Barbagallo ha segnalato che gli uffici della Commissione hanno di fatto considerato l’intervento del Fondo come un aiuto di Stato, assimilandolo all’utilizzo di risorse pubbliche. «Non condividiamo questo assunto. In Italia i sistemi di garanzia sono soggetti privati; i loro interventi alternativi al rimborso dei depositanti sono deliberati autonomamente e finanziati con risorse anch’esse private. L’assunto è inoltre in contrasto con la direttiva sui sistemi di garanzia dei depositi, che prevede e disciplina questi interventi. Assimilarli ad aiuti di Stato significa, di fatto, impedire che essi possano essere effettuati, come è invece previsto dalla normativa europea vigente e come è auspicabile in un’ottica di complessivo coordinamento tra le disposizioni sulla concorrenza e quelle sulla gestione delle crisi». Il capo della Vigilanza ha sottolineato che «Banca d’Italia, insieme al Governo, è impegnata a far valere queste ragioni. È necessario disporre di strumenti per gestire le crisi bancarie in maniera ordinata, anche al di fuori di procedure di risoluzione, come è nella nostra storia». Il dirigente di Via Nazionale ha quindi rilevato che «se la posizione della Commissione europea sul ruolo del Fitd dovesse essere confermata, sarà necessario ricercare altre strade».

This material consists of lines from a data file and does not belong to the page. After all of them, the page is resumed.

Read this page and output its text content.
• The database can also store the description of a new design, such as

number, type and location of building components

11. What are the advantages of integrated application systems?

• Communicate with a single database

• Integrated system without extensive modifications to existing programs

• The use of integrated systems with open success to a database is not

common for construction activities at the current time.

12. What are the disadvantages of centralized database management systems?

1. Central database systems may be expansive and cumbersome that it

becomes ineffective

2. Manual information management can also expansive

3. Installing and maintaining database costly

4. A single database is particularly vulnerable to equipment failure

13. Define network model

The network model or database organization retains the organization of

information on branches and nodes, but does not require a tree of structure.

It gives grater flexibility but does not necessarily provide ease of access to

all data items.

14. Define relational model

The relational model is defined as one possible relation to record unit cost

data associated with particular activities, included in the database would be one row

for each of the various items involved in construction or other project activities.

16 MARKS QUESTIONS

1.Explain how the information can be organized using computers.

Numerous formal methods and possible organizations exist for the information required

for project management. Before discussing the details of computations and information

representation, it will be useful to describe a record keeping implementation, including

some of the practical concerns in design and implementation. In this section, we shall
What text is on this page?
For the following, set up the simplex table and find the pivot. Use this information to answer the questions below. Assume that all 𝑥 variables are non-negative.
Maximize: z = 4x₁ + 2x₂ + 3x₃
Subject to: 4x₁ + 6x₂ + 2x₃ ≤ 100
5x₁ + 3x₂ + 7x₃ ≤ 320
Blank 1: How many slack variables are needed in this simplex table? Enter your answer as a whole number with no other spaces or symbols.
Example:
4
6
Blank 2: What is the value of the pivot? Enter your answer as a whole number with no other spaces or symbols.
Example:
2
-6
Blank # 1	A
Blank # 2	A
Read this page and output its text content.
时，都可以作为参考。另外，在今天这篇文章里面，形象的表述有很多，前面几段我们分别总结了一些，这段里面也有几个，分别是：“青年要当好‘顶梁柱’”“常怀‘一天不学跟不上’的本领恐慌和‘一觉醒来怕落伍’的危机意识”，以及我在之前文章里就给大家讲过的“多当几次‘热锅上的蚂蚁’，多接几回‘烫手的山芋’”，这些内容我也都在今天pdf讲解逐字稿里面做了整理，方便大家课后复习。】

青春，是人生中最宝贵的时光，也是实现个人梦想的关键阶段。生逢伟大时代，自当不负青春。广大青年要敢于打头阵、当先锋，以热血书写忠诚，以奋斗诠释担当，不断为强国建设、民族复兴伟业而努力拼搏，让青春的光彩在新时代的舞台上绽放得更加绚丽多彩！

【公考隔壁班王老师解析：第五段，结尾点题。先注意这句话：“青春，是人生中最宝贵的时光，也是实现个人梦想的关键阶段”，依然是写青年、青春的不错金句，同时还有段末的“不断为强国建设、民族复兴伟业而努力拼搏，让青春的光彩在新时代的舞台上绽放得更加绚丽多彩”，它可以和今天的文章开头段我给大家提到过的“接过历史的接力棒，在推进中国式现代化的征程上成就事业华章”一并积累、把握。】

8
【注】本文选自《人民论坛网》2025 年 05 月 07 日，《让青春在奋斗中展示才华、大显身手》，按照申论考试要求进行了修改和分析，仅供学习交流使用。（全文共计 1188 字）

Da Bruxelles è arrivata subito una replica. «La decisione di far scattare la risoluzione delle 4 banche usando il fondo nazionale di risoluzione – ha detto un portavoce della Commissionie – è stata presa dalle autorità italiane. Se vengono usati fondi di Stato per sostenere le banche, indipendentemente da dove essi provengano, si applicano le norme Ue compresa la condivisione degli oneri».
Lintervento del Governo adottato per il salvataggio, ha aggiunto Barbagallo, «è stata la scelta meno cruenta». Perché «con i provvedimenti di risoluzione – ha spiegato – è stata assicurata la continuità operativa delle banche in crisi, sono stati tutelati i risparmi raccolti in forma di depositi, conti correnti e obbligazioni ordinarie, è stata preservata l’occupazione, non sono state impiegate risorse pubbliche».
Quanto alle polemiche sui controlli, Barbagallo ha aggiunto che la vigilanza su Banca Marche, Banca Etruria, CariChieti e Cassa Ferrara da parte della Banca d’Italia è stata «continua» e di «intensità crescente al peggioramento della situazione aziendale, e ha utilizzato l’intero spettro degli strumenti disponibili». Alle quattro banche in crisi sono state comminate dalla Banca di Italia «sanzioni pecuniarie nei limiti massimi consentiti dalle norme», vale a dire 8,5 milioni di euro. Inoltre «gli esponenti aziendali sono stati rimossi» ha ricordato Barbagallo.
Sugli strumenti da adottare per scongiurare perdite legate a fallimenti di istituti bancari in crisi ha suggerito che «va presa in seria considerazione la possibilità di vietare il collocamento delle passività più rischiose presso la clientela al dettaglio». Via Nazionale – ha aggiunto – «guarda con attenzione alla forme di tutela di cui si sta dibattendo in questi giorni» ma «per il futuro va ribadito, ancora una volta, che le banche dovranno assicurare il massimo impegno per rafforzare la tutela dei risparmiatori in relazione alle nuove norme per la gestione delle crisi bancarie, come sollecitato sin dal 2014». «Gli obblighi di diligenza, trasparenza e correttezza applicabili ai servizi di investimento e alle offerte al pubblico di sottoscrizione e di vendita – ha concluso – dovranno essere applicati, come sottolineato recentemente dalla Consob, in modo da non collocare gli strumenti più rischiosi presso clienti non in grado di comprenderne l’effettivo rischio».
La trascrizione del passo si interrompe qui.